"Ve sende yeni en iyi arkadaşımsın"
---
×Neden×
Hata yapmaktan, ailemi utandırmaktan ve başaramamaktan korkmuştum hep. Bir şeylerde eksik olmamak hep en iyisi olmak için uğraşırdım.
Bazen kendimi yetersiz görür daha çok çalışırdım. Kendimi iyi hissedene dek.
Bakışlarım kolumda ki saate kaydı. Saat dörde yaklaşmıştı. Ben ise bu saate kadar kütüphanede oturmuş yaklaşan sınavlara çalışmaya başlamıştım.
Önümde ki kitap ve parşömenleri toplayıp çantama koydum ve kütüphaneden yavaş ve yorgun adımlar ile çıktım.
Sessiz koridorda ilerlerken bir anda bir şeye çarpmam ve yere düşmem bir oldu.
Söylenerek yerden kalktıktan sonra başımı kaldırıp çarptığım şeye baktım.
Buz mavisi gözler ile karşılaşmayı beklemediğim için kaşlarım çatıldı.
Koca bir ay geçmişti her şeyin üstünden.
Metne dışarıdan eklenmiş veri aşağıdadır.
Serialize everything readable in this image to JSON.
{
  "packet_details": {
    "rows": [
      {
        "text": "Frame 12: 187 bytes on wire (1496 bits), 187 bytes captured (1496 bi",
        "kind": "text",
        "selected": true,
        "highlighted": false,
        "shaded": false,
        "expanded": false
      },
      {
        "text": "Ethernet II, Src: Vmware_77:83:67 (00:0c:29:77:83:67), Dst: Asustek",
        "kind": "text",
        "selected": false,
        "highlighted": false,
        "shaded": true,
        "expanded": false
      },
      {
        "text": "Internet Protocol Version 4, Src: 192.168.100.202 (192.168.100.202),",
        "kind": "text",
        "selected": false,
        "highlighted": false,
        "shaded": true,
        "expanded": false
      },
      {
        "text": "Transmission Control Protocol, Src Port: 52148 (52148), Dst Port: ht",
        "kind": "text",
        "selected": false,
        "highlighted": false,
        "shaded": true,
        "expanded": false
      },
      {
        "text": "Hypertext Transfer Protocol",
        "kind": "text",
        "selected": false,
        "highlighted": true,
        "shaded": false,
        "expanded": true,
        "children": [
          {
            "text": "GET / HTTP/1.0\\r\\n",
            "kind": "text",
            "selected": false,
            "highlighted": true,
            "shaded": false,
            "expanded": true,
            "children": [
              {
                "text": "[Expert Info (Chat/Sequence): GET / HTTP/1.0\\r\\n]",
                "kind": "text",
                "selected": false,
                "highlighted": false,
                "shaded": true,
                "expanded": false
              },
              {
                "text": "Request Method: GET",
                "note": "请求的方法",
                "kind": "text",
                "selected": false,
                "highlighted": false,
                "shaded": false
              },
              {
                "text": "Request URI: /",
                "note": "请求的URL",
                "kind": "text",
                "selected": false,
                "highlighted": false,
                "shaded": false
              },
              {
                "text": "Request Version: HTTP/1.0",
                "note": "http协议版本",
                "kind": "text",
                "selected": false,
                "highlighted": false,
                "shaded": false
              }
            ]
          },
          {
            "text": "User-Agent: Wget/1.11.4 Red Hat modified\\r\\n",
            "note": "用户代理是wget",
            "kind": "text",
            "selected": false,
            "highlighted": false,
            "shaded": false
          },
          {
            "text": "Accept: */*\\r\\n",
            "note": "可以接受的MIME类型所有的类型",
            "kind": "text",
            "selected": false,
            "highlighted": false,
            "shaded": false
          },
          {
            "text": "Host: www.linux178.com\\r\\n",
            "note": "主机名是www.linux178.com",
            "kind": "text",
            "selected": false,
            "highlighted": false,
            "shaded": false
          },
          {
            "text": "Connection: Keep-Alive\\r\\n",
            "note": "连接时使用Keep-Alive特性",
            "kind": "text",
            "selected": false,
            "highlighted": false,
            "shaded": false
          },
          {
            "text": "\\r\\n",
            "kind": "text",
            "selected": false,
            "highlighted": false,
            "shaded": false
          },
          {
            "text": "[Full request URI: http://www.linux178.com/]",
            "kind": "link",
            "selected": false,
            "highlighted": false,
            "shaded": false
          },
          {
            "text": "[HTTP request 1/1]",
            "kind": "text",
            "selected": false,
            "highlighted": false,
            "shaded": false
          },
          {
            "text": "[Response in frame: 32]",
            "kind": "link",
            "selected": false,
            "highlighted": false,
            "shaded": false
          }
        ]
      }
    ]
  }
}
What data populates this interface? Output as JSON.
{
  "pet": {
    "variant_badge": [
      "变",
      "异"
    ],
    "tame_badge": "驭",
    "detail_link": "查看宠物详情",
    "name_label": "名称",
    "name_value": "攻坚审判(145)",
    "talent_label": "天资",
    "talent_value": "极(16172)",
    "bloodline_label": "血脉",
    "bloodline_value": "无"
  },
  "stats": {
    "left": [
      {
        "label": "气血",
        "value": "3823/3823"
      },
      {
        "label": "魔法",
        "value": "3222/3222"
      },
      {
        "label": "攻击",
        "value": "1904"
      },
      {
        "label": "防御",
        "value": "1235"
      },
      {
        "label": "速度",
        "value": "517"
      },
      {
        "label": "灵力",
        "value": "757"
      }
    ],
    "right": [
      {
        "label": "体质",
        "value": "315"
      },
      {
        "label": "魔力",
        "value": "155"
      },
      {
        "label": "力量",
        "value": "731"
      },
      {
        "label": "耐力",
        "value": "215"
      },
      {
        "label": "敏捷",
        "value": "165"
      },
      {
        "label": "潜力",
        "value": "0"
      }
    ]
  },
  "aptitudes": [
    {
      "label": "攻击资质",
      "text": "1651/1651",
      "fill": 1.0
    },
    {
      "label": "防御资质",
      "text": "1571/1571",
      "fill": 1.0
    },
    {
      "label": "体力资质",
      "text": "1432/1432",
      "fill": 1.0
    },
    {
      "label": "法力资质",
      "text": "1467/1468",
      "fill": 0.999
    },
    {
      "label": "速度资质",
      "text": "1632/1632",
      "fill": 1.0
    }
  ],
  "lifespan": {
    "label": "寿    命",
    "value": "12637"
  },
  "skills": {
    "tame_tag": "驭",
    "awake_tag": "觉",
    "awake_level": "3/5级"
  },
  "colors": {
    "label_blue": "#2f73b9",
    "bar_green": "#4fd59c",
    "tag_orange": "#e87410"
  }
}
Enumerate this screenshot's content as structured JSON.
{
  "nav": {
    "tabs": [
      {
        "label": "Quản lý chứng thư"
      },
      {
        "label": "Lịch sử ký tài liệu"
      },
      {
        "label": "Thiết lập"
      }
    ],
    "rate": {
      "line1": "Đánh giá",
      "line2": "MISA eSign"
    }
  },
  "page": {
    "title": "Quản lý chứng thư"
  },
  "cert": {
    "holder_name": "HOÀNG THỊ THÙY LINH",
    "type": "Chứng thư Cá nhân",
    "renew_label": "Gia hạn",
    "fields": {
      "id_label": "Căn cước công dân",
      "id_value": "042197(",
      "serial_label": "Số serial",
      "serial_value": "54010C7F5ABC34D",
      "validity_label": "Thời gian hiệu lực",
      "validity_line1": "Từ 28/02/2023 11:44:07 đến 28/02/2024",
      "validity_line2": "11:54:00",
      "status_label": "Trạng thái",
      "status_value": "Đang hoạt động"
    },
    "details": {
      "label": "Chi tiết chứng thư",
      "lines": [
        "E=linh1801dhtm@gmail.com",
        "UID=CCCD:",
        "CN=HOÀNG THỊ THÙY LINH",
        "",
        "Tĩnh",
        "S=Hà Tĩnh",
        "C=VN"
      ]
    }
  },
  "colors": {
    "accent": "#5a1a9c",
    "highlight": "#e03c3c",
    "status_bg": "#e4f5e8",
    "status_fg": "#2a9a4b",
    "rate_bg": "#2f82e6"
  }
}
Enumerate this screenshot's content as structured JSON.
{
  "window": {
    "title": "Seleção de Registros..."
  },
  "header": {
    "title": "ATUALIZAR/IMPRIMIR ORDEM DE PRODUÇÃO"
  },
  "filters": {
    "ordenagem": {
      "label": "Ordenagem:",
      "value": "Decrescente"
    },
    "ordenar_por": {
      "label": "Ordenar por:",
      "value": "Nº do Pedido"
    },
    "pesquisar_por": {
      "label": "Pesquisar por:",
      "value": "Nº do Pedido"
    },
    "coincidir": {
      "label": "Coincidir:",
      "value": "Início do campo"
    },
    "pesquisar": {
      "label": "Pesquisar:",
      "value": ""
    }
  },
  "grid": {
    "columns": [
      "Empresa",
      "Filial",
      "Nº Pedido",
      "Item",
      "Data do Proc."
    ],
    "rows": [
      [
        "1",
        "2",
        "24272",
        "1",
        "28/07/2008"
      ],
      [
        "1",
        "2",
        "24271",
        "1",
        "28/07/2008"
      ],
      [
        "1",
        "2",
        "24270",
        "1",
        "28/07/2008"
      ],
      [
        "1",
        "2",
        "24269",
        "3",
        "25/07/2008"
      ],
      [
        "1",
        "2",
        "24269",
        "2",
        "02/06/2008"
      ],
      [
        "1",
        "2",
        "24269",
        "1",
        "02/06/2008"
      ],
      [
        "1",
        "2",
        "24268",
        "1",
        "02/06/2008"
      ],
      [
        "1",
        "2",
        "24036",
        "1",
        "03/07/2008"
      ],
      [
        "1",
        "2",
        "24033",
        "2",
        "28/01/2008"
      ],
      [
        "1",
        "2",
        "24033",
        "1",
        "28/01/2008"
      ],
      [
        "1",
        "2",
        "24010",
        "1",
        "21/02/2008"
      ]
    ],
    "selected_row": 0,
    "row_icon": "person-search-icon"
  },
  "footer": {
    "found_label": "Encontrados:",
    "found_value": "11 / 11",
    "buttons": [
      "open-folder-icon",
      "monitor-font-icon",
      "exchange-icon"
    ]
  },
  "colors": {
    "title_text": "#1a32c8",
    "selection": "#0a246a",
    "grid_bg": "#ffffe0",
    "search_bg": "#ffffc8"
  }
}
Konuşmuyorduk artık, sadece aynı ortamda bulununca ufak diyologlar geçiyordu aramızda. James olaydan sonra bir şekilde Sirius ile barışmıştı.
Marcus ile olan ilişkim büyük olay yaratmıştı ilk duyulduğunda ancak herkes alışmıştı artık. Merlene ve Sirius ise ilişkileri hâlâ sürüyordu. Belli etmesem de içten içe canımı sıkan bir durumdu.
Bir anda görünmezlik pelerinin altından çapulcular çıktı.
"Sizin bu saatte burda ne işiniz var?" dedim kaşlarım daha da çatılırken.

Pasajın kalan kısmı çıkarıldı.